ATLANTA –December 13, 2011– The American Cancer Society has revised its guideline formation process to achieve greater transparency, consistency, and rigor in creating guidance about cancer screening. The new methods align with new principles from the Institutes of Medicine (IOM) by creating a single generalist group for writing the guidelines, commissioning systematic evidence reviews, and clearly articulating the benefits, limitations, and harms associated with cancer screening tests. The new process is outlined in a Special Communication in the December 14, 2011 issue of the Journal of the American Medical Association.
Two UNC scientists, both national experts who have served on numerous guideline development groups, are co-authors: Michael Pignone, MD, MPH, professor of medicine and chief of the division of general medicine and epidemiology, and David Ransohoff, MD, professor of medicine and clinical professor of epidemiology in the UNC Gillings School of Global Public Health. Both are members of UNC Lineberger Comprehensive Cancer Center.
Pignone has served on guideline panels for the American Diabetes Association and American Heart Association, advisory panels for the National Committee on Quality Assurance and has performed systematic evidence reviews for the US Preventive Services Task Force.Ransohoff has served as a reviewer in the guidelines-making process of the US Preventive Services Task Force and the European Union.
Shelley Earp, MD, professor of medicine and pharmacology and director of UNC Lineberger Comprehensive Cancer Center, said, “We applaud the efforts of the American Cancer Society to address the challenging and sometimes emotional issue of cancer screening guidelines.
“Mike Pignone and David Ransohoff are experts in evaluating large scale data sets and distilling knowledge into practice guidelines that make sense. Their participation and co-authorship of the new ACS process speaks to their international leadership in this important area.”
The new process stresses transparency, with activities and timelines posted publicly on the American Cancer Society web site. To align with the new IOM standards, the ACS process will separate expert input from the writing of the guideline, so an independent writing group will receive appropriate subspecialty expertise while protecting it from the appearance of professional conflict of interest.
The process will incorporate a systematic evidence review that will use methods consistent with IOM standards, and the guidelines group will grade the strength of its recommendations. The guidelines will explicitly describe potential benefits and harms of screening and will articulate any differences between its recommendations and those of other groups and the reasons for those differences.

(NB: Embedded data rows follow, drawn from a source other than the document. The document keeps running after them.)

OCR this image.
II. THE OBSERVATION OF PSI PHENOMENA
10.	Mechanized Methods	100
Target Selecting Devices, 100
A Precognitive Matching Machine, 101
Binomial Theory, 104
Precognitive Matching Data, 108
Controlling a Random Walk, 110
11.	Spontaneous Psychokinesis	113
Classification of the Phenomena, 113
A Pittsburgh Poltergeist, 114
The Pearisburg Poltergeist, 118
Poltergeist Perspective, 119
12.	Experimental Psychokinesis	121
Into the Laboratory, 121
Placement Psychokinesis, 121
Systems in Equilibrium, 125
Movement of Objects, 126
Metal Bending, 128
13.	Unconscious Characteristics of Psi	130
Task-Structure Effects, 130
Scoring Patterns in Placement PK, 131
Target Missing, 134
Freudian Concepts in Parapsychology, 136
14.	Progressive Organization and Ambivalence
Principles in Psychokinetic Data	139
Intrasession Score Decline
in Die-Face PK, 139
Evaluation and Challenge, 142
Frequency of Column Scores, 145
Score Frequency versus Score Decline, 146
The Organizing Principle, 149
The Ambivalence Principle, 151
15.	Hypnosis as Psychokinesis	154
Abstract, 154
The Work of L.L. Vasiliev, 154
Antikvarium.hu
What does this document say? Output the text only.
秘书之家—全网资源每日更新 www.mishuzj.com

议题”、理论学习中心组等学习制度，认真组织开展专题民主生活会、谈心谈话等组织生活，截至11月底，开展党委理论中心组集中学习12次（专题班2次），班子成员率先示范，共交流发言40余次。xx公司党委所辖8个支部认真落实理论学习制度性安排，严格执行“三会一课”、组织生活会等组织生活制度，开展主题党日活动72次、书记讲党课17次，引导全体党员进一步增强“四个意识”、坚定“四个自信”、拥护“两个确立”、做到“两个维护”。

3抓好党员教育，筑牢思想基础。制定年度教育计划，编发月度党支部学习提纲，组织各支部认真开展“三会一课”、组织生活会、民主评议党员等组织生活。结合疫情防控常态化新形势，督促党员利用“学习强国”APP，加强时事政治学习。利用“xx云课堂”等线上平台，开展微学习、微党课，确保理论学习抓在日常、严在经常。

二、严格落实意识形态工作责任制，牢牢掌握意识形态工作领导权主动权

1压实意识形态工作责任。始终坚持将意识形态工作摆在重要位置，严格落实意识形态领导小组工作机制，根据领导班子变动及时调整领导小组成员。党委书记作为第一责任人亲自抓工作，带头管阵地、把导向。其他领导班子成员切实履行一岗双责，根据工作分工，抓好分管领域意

The new process will conclude with a formal review that will include opportunities for experts and professional organizations to comment on draft guidelines. Finally, the guideline process itself will be reviewed periodically by an independent advisory group to assure clarity, utility, and influence of the guidelines. There will be a formal review and rewriting of every ACS cancer screening guideline at least every five years.
“Historically, the ACS has convened ad hoc screening guideline groups to come up with its recommendations for methods of cancer screening,” said Tim Byers, MD, MPH, of the Colorado School of Public Health. Dr Byers headed the Guidelines Process Workgroup convened by the ACS Board of Directors in 2010 and co-authored the new report. “Although that approach has resulted in highly credible and useful guidelines, we saw that the ACS process could be improved in terms of consistency, transparency, scientific rigor, and communications. This new process should ensure that ACS will remain the national leader in creating and communicating trustworthy information to guide clinical practice, personal choices, and public policy about cancer screening.”
Article: New American Cancer Society Process for Creating Trustworthy Cancer Screening Guidelines Otis Brawley; Tim Byers; Amy Chen; Michael Pignone; David Ransohoff; Maryjean Schenk; Robert Smith; Harold Sox; Alan G. Thorson; Richard Wender JAMA 2011;306(22):2495-2499.